In 2026, employers with five or more employees must provide sexual harassment prevention training that meets California’s hour and content rules. Supervisors complete two hours, non-supervisory employees complete one hour, and retraining happens every two years. New employees and new supervisors generally must be trained within six months. Seasonal or short-term workers hired for under six months have a faster deadline tied to 30 days or 100 hours worked.
Do The California Sexual Harassment Training Requirements Apply To Remote Or Out-Of-State Teams?
The coverage threshold can include employees located both inside and outside California when deciding whether you meet the five-employee mark. Some out-of-state employees may not be required to take the training, but they can still count toward the threshold. For remote and hybrid teams, training content and policies should address digital communication and reporting routes so employees know what conduct crosses the line in chat, email, and video calls.

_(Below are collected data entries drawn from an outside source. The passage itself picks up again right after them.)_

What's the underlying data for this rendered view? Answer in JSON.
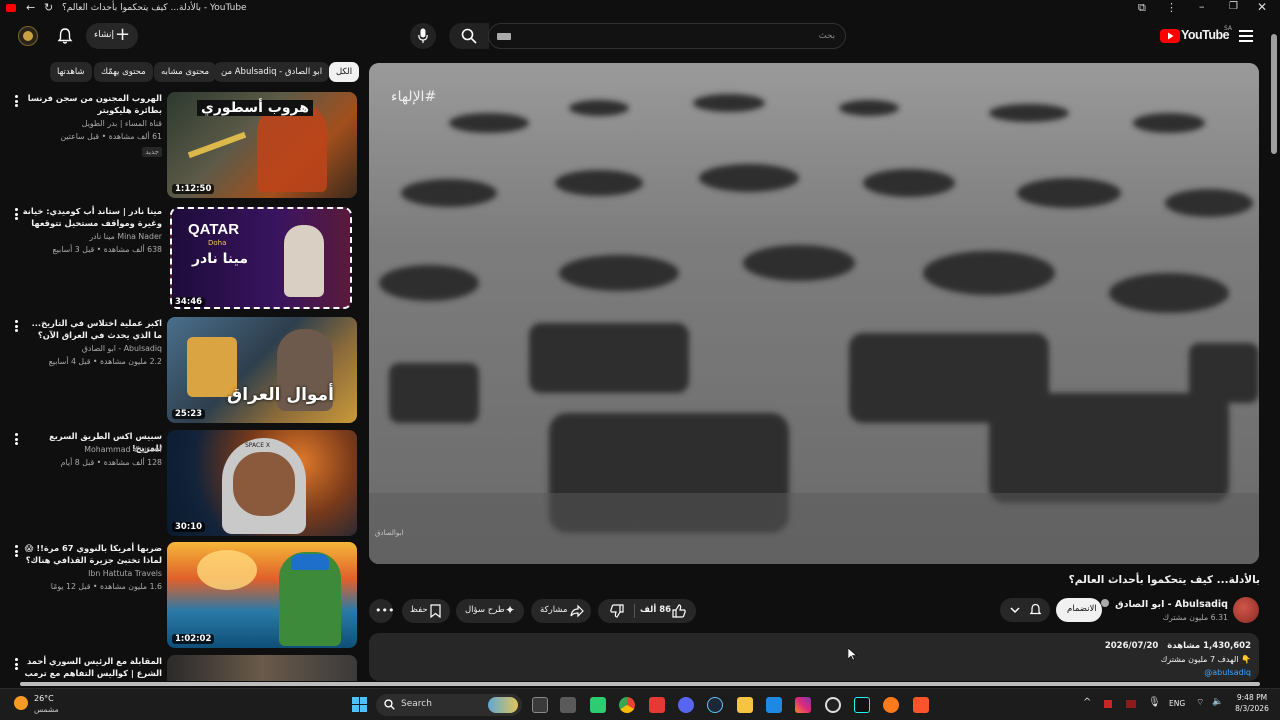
{
  "browser": {
    "tab_title": "بالأدلة... كيف يتحكموا بأحداث العالم؟ - YouTube"
  },
  "header": {
    "logo_text": "YouTube",
    "region": "SA",
    "search_placeholder": "بحث",
    "create_label": "إنشاء"
  },
  "chips": [
    "الكل",
    "من Abulsadiq - ابو الصادق",
    "محتوى مشابه",
    "محتوى يهمّك",
    "شاهدتها"
  ],
  "recommendations": [
    {
      "title": "الهروب المجنون من سجن فرنسا بطائرة هليكوبتر",
      "channel": "قناة المساء | بدر الطويل",
      "meta": "61 ألف مشاهدة • قبل ساعتين",
      "badge": "جديد",
      "duration": "1:12:50",
      "thumb_text": "هروب أسطوري"
    },
    {
      "title": "مينا نادر | ستاند أب كوميدي: خيانة وغيرة ومواقف مستحيل تتوقعها",
      "channel": "Mina Nader مينا نادر",
      "meta": "638 ألف مشاهدة • قبل 3 أسابيع",
      "badge": "",
      "duration": "34:46",
      "thumb_text": "QATAR",
      "thumb_sub": "Doha",
      "thumb_text2": "مينا نادر"
    },
    {
      "title": "اكبر عملية اختلاس في التاريخ... ما الذي يحدث في العراق الآن؟",
      "channel": "Abulsadiq - ابو الصادق",
      "meta": "2.2 مليون مشاهدة • قبل 4 أسابيع",
      "badge": "",
      "duration": "25:23",
      "thumb_text": "أموال العراق"
    },
    {
      "title": "سبيس اكس الطريق السريع للمريخ!",
      "channel": "Mohammad Youssef",
      "meta": "128 ألف مشاهدة • قبل 8 أيام",
      "badge": "",
      "duration": "30:10",
      "thumb_text": "SPACE X"
    },
    {
      "title": "ضربها أمريكا بالنووي 67 مرة!! 😱 لماذا تختبئ جزيرة القذافي هناك؟",
      "channel": "Ibn Hattuta Travels",
      "meta": "1.6 مليون مشاهدة • قبل 12 يومًا",
      "badge": "",
      "duration": "1:02:02",
      "thumb_text": ""
    },
    {
      "title": "المقابلة مع الرئيس السوري أحمد الشرع | كواليس التفاهم مع ترمب ومصير الفراغ...",
      "channel": "",
      "meta": "",
      "badge": "",
      "duration": "",
      "thumb_text": ""
    }
  ],
  "player": {
    "hashtag": "#الإلهاء",
    "watermark": "ابوالصادق"
  },
  "video": {
    "title": "بالأدلة... كيف يتحكموا بأحداث العالم؟",
    "channel": "Abulsadiq - ابو الصادق",
    "subscribers": "6.31 مليون مشترك",
    "join_label": "الانضمام",
    "likes": "86 ألف",
    "share_label": "مشاركة",
    "ask_label": "طرح سؤال",
    "save_label": "حفظ",
    "views": "1,430,602 مشاهدة",
    "date": "2026/07/20",
    "desc_line1": "الهدف 7 مليون مشترك",
    "desc_line2": "@abulsadiq"
  },
  "taskbar": {
    "weather_temp": "26°C",
    "weather_desc": "مشمس",
    "search_label": "Search",
    "lang": "ENG",
    "time": "9:48 PM",
    "date": "8/3/2026"
  }
}
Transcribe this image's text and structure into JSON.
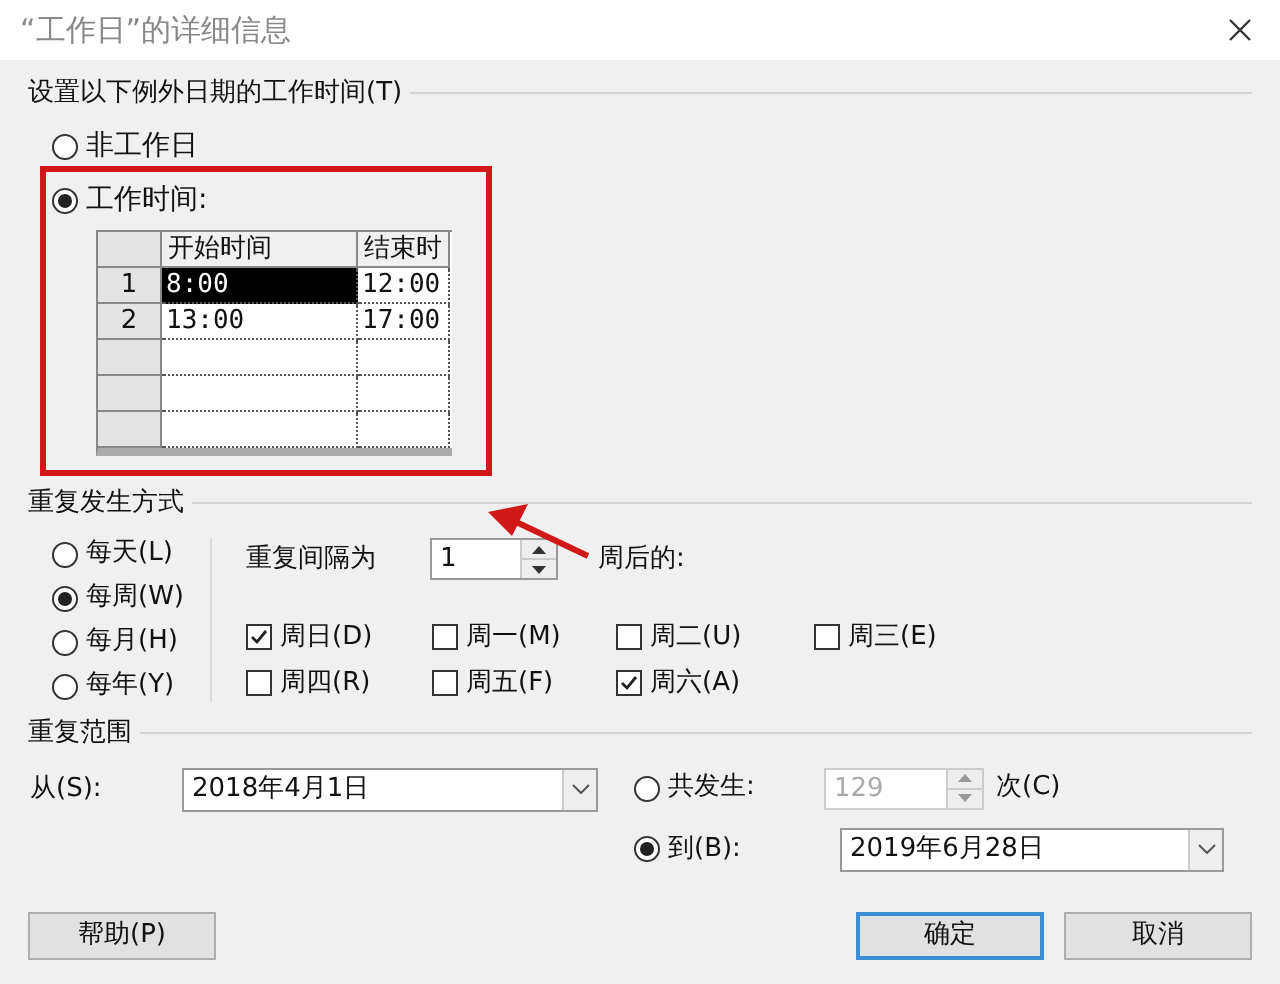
{
  "title": "“工作日”的详细信息",
  "work_time": {
    "heading": "设置以下例外日期的工作时间(T)",
    "options": [
      {
        "label": "非工作日",
        "selected": false
      },
      {
        "label": "工作时间:",
        "selected": true
      }
    ],
    "table": {
      "columns": [
        "开始时间",
        "结束时"
      ],
      "rows": [
        {
          "index": "1",
          "cells": [
            {
              "text": "8:00",
              "selected": true
            },
            {
              "text": "12:00",
              "selected": false
            }
          ]
        },
        {
          "index": "2",
          "cells": [
            {
              "text": "13:00",
              "selected": false
            },
            {
              "text": "17:00",
              "selected": false
            }
          ]
        }
      ]
    }
  },
  "recurrence": {
    "heading": "重复发生方式",
    "patterns": [
      {
        "label": "每天(L)",
        "selected": false
      },
      {
        "label": "每周(W)",
        "selected": true
      },
      {
        "label": "每月(H)",
        "selected": false
      },
      {
        "label": "每年(Y)",
        "selected": false
      }
    ],
    "interval_label": "重复间隔为",
    "interval": "1",
    "interval_suffix": "周后的:",
    "days": [
      {
        "label": "周日(D)",
        "checked": true
      },
      {
        "label": "周一(M)",
        "checked": false
      },
      {
        "label": "周二(U)",
        "checked": false
      },
      {
        "label": "周三(E)",
        "checked": false
      },
      {
        "label": "周四(R)",
        "checked": false
      },
      {
        "label": "周五(F)",
        "checked": false
      },
      {
        "label": "周六(A)",
        "checked": true
      }
    ]
  },
  "range": {
    "heading": "重复范围",
    "from_label": "从(S):",
    "from": "2018年4月1日",
    "end_options": [
      {
        "kind": "count",
        "label": "共发生:",
        "selected": false,
        "value": "129",
        "disabled": true,
        "suffix": "次(C)"
      },
      {
        "kind": "date",
        "label": "到(B):",
        "selected": true,
        "value": "2019年6月28日"
      }
    ]
  },
  "buttons": [
    {
      "label": "帮助(P)",
      "default": false
    },
    {
      "label": "确定",
      "default": true
    },
    {
      "label": "取消",
      "default": false
    }
  ]
}
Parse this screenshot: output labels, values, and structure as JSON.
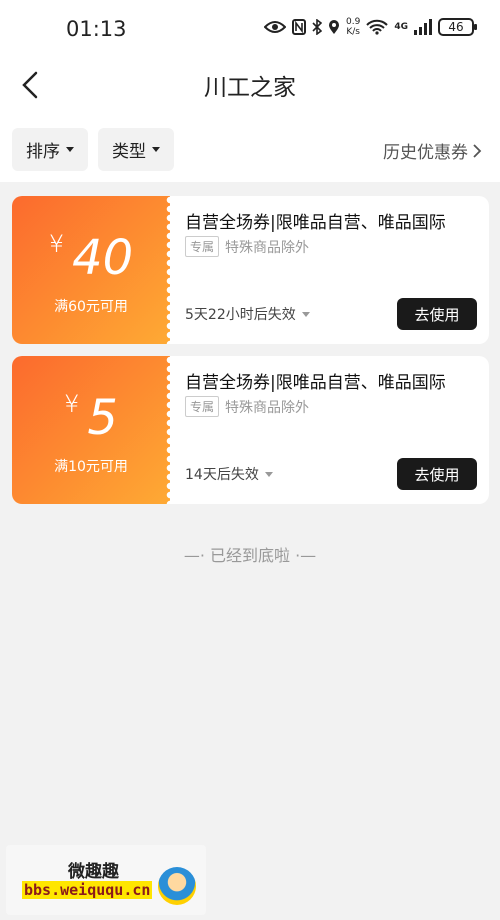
{
  "status_bar": {
    "time": "01:13",
    "speed_value": "0.9",
    "speed_unit": "K/s",
    "network": "4G",
    "battery": "46"
  },
  "nav": {
    "title": "川工之家"
  },
  "filters": {
    "sort_label": "排序",
    "type_label": "类型",
    "history_label": "历史优惠券"
  },
  "coupons": [
    {
      "currency": "¥",
      "amount": "40",
      "condition": "满60元可用",
      "name": "自营全场券|限唯品自营、唯品国际",
      "tag": "专属",
      "note": "特殊商品除外",
      "expiry": "5天22小时后失效",
      "action": "去使用"
    },
    {
      "currency": "¥",
      "amount": "5",
      "condition": "满10元可用",
      "name": "自营全场券|限唯品自营、唯品国际",
      "tag": "专属",
      "note": "特殊商品除外",
      "expiry": "14天后失效",
      "action": "去使用"
    }
  ],
  "footer": {
    "end_text": "—· 已经到底啦 ·—"
  },
  "watermark": {
    "title": "微趣趣",
    "url": "bbs.weiququ.cn"
  },
  "colors": {
    "coupon_gradient_start": "#fc6a2e",
    "coupon_gradient_end": "#feaa34",
    "button_bg": "#1a1a1a"
  }
}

What Topics Must Be Included Under California Sexual Harassment Training Requirements?
California training must cover more than definitions. It includes practical examples, reporting routes, supervisor duties, investigation basics, retaliation prevention, remedies, and abusive conduct awareness. Training should also include interactive elements like scenarios or quizzes so it’s not a passive experience.
How Long Do We Need To Keep Records To Meet California Sexual Harassment Training Requirements?
Employers must keep documentation of training for at least two years. That documentation can include who was trained, the date, sign-in sheets, certificates, training type, materials used, and the training provider. If you use webinars or certain e-learning formats, retention rules also cover keeping copies of materials and written questions and responses for two years.
Do Employers Have To Pay Employees For Training Time Under California Sexual Harassment Training Requirements?
Yes. Employers provide the required training as part of employment, and employees should not be forced to complete it on personal time or pay for it. From a planning perspective, the smoothest approach is to schedule paid training time during normal work hours and collect completion certificates right away to avoid end-of-year gaps.